Wednesday, August 26, 2009

Trey McIntyre Project debuts in Sun Valley

World-renowned dance company to grace Pavilion stage

Express Staff Writer

The Trey McIntyre Project will present “The Sun Road” and makes its Sun Valley debut at the Sun Valley Pavilion. Photo by

The Trey McIntyre Project, created by Kansas-born choreographer Trey McIntyre, is a dance company whose reputation, skill, ingenuity and excellence in dance knows no boundaries. The company's home is in Boise, and it will make its Sun Valley debut at the Sun Valley Pavilion for two performances on Thursday, Aug. 27, and Friday, Aug. 28, at 9:30 p.m. Tickets range from $35 to $55.

The Trey McIntyre Project will be the first dance company to perform on the pavilion stage.

"It is an honor and we are excited to do it," company executive director and dancer John Michael Schert said. "Sun Valley is an amazing community and we get to connect with people living in Idaho. It's a great introduction."

Schert said this will be the beginning of an annual residence for the company. In addition, he said, the support and generosity of Sun Valley Co. has allowed the dance company to offer community outreach education in dance with free classes.

"We want to build strong relations with the community and have Sun Valley be our summer home," Schert said.

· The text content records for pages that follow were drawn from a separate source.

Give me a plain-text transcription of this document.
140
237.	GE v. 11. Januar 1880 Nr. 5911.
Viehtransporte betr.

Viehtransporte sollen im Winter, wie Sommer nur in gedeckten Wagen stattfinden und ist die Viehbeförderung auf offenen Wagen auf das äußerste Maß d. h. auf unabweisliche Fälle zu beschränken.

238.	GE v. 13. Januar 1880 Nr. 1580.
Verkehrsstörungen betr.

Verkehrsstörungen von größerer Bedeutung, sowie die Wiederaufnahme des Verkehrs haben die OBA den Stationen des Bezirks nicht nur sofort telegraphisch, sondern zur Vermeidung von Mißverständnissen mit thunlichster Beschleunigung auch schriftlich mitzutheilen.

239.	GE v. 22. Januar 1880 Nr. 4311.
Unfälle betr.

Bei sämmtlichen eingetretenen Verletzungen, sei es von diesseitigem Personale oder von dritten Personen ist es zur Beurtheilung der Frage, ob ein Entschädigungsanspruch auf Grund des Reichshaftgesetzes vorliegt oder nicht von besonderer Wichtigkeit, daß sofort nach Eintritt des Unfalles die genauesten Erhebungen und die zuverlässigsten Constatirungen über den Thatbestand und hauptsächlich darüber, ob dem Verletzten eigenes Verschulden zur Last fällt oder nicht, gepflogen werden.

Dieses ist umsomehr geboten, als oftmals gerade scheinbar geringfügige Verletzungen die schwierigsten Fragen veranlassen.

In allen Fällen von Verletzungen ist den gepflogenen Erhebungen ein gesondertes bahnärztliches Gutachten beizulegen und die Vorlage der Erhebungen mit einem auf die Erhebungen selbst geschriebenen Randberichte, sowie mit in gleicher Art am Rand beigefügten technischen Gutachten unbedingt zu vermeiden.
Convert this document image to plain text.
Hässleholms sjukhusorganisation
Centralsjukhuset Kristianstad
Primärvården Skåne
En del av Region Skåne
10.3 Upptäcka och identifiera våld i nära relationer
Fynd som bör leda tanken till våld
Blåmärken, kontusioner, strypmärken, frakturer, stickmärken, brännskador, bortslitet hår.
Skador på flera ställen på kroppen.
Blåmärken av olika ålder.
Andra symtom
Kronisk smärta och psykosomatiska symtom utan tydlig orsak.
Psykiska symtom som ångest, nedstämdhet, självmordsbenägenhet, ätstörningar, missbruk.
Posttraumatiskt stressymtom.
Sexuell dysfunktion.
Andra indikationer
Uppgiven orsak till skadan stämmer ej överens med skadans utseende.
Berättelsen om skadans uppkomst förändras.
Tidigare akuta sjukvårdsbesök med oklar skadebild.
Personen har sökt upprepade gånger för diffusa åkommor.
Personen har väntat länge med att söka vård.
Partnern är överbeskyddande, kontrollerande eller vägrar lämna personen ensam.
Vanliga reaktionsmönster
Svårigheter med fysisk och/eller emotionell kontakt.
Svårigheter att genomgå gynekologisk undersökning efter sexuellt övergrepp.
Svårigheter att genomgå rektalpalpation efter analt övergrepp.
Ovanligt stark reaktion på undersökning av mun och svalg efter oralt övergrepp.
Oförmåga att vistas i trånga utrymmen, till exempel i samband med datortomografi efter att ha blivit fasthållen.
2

The company will perform a number of dance pieces including the Western debut of "The Sun Road," a new masterpiece commissioned by Wolf Trap Foundation for its "Face of America" series. "The Sun Road" is inspired by Glacier National Park, focusing on the environmental challenges the park faces with the impending loss of its glaciers.

McIntyre is the sixth choreographer to be invited to create a piece about a national park for the "Face" series, and he has chosen to create his work using a multi-media format that features large-scale video projections of footage filmed and edited by McIntyre in Glacier.

The filmed portion of "The Sun Road" captures the immense beauty of Glacier National Park, and features the dancers in many of the shots, who are, in McIntyre's words, "reacting to the natural environment."

The work is set to Blackfoot native pow-wow music and songs by Paul Simon and Nina Simone, and is performed live in front of the video projections.

"We have been working on it for two years," Schert said. "The park is stunning and we did scouting this past June with the company and a large film crew. We went to the park for a week to film on location."

Schert said a film was edited from the footage and will be submitted to film festivals.

McIntrye was also inspired to create another piece from his work on "The Sun Road" called "Shape." He created the seven-minute-long work while doing a residency at White Oak Plantation in Florida for "The Sun Road."

"It's incredible," Schert said. "Trey created it in three days, and it's a beautiful, unique piece."

The Trey McIntyre Project will premiere the never-before-seen "Shape" in Sun Valley. In addition, the company will be roaming Ketchum and Sun Valley and plans to do impromptu performances as part of a new engagement method called "spurban performances."

"You may see us performing on a street corner and think what is this, but it's us trying to do more while on tour," Schert said. "Sometimes people need to see art out of context."